Search code examples
sqlrsqlitefor-looprsqlite

Using a list of IDs to combine SQL tables into a data frame in R


I have a list of IDs that are not associated with any actual data. I have a SQL database that has a table for each of these IDs, and those tables have data that I would like to combine together into one large data frame based on the list of IDs that I have. I figured a for loop would be needed for this, but I haven't been able to get it to work properly.

For example I have a list of IDs" 1,2,3,4,5

I have a SQL database with tables for each of these, and they also have other data associated with the IDs.

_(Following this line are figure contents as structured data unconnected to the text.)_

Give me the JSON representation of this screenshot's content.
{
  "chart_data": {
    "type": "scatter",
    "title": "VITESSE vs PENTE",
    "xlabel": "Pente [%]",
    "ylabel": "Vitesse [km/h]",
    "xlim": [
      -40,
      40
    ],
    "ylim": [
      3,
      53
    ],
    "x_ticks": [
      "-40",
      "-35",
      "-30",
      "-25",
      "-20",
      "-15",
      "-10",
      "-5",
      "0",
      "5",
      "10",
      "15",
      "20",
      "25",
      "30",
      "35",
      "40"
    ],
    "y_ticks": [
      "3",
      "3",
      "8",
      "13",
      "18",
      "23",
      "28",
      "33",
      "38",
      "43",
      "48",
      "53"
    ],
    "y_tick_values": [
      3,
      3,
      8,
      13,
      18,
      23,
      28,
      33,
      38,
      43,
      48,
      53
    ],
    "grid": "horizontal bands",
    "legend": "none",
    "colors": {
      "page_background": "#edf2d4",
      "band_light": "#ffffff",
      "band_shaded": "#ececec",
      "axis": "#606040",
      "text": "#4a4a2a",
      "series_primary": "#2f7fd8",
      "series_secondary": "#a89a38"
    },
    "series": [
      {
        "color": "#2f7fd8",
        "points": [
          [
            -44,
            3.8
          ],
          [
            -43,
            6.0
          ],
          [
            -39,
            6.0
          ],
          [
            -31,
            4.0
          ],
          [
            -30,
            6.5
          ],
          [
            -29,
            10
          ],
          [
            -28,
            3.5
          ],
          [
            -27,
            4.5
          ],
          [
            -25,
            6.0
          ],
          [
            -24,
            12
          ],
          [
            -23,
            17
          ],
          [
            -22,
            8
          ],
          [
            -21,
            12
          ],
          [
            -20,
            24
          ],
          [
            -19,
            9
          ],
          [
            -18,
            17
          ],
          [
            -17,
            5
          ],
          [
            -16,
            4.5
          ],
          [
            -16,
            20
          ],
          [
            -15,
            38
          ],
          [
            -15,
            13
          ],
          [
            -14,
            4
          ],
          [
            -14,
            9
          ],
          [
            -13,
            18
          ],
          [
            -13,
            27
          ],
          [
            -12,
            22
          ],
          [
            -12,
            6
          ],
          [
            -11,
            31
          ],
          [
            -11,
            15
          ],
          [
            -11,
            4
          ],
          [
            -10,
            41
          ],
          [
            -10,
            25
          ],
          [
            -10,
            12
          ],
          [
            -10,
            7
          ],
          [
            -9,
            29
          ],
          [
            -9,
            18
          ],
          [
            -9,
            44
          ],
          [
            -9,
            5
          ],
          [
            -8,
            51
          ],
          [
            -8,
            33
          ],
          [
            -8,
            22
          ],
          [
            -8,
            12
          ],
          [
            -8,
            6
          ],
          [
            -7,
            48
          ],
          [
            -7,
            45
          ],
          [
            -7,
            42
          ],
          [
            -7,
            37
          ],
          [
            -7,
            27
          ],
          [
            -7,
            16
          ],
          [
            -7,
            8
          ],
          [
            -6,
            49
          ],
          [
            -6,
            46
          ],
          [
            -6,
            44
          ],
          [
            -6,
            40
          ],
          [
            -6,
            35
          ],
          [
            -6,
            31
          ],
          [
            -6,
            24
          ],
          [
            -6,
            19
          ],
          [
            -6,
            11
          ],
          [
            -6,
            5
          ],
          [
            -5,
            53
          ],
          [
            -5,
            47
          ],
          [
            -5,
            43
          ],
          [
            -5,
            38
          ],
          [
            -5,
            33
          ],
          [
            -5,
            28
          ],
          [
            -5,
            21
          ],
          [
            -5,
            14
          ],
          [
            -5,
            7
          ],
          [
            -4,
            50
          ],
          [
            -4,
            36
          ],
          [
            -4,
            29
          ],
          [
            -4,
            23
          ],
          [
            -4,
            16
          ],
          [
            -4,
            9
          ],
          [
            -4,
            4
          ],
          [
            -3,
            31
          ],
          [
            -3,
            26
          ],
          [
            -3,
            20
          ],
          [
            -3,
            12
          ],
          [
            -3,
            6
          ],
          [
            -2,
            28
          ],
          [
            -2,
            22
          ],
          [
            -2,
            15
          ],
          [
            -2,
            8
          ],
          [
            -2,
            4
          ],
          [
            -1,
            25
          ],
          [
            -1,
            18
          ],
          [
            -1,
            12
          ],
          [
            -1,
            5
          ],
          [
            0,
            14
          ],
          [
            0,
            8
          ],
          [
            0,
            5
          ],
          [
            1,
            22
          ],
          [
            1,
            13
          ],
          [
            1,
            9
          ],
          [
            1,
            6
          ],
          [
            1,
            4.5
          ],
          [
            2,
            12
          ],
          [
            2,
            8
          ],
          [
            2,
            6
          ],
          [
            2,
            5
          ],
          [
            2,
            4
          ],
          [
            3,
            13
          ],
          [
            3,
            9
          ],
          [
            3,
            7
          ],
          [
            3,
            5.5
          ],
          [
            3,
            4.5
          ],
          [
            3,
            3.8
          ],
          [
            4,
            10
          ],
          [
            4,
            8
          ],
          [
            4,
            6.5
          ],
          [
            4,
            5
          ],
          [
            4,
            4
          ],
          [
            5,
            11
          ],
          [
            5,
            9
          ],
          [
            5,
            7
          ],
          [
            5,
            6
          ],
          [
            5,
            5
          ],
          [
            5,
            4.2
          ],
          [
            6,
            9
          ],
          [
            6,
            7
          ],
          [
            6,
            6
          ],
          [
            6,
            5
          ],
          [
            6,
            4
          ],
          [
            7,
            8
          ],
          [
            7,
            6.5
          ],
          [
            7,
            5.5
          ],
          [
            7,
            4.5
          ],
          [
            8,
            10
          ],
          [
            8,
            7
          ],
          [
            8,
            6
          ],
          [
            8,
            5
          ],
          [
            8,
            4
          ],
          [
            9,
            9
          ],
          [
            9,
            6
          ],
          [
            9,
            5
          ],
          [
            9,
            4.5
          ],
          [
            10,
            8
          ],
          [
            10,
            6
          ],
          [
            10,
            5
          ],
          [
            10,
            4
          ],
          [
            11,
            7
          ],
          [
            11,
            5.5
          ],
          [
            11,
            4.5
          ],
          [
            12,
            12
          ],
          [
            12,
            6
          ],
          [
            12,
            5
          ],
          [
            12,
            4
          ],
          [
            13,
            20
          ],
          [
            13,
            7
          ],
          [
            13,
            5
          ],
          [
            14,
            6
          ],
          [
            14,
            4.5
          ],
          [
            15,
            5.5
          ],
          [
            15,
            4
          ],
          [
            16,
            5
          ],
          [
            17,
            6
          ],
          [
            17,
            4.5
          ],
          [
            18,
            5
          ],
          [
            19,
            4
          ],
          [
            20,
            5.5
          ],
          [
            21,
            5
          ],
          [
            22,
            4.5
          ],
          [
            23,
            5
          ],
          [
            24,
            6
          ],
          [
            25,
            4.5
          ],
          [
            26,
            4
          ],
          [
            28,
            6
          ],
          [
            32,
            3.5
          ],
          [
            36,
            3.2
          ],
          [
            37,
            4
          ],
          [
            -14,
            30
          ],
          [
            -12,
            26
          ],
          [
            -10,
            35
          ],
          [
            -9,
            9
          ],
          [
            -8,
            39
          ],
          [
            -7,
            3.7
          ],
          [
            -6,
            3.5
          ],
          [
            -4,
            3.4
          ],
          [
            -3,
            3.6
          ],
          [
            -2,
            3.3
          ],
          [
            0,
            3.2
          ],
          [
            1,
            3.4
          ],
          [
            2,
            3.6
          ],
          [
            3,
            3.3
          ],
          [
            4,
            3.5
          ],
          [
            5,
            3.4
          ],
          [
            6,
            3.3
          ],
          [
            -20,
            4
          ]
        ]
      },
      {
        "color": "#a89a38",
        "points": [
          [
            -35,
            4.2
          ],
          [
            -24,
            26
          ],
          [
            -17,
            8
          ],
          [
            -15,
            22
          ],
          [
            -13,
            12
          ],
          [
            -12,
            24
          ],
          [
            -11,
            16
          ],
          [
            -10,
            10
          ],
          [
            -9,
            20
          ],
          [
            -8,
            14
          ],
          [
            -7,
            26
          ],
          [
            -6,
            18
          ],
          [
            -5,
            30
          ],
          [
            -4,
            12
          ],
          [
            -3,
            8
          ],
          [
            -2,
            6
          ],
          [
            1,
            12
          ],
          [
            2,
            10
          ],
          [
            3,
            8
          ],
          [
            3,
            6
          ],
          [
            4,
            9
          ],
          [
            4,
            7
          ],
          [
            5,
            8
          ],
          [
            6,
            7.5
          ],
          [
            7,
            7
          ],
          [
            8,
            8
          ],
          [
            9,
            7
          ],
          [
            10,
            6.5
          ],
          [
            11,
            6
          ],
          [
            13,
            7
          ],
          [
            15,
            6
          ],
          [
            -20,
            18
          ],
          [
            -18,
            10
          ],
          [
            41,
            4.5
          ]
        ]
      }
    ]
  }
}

Each ID has multiple rows and columns.

I would like my end product to be the combination of those rows and columns for the list of IDs to be in a single data frame in r. How could I do this? What is the most efficient way to do so?

#Example data set
library(lubridate)
date <- rep_len(seq(dmy("26-12-2010"), dmy("20-12-2011"), by = "days"), 500)
ID <- rep(seq(1, 5), 100)

df <- data.frame(date = date,
                 x = runif(length(date), min = 60000, max = 80000),
                 y = runif(length(date), min = 800000, max = 900000),
                 ID)

for (i in 1: length(ID)){
  ID[i] <- dbReadTable(mydb, ID[i])
}

Thank you so much for your time.


Solution

  • I'll expand on my comment to finish the question.

    IDs <- lapply(setNames(nm=ID), function(i) dbReadTable(mydb, i)) 
    

    and then one of:

    ## base R
    IDs <- Map(function(x, nm) transform(x, id = nm), IDs, names(IDs))
    DF <- do.call(rbind, IDs)
    
    ## dplyr
    DF <- dplyr::bind_rows(IDs, .id = "id")
    
    ## data.table
    DF <- data.table::rbindlist(IDs, idcol = "id")
    

    The addition of the "id" column is to easily differentiate the rows based on the source ID. If the table already includes that, then you can omit the Map (base) and .id/idcol arguments.

    (This assumes, btw, that all tables have the same exact structure: same column names and same data types.)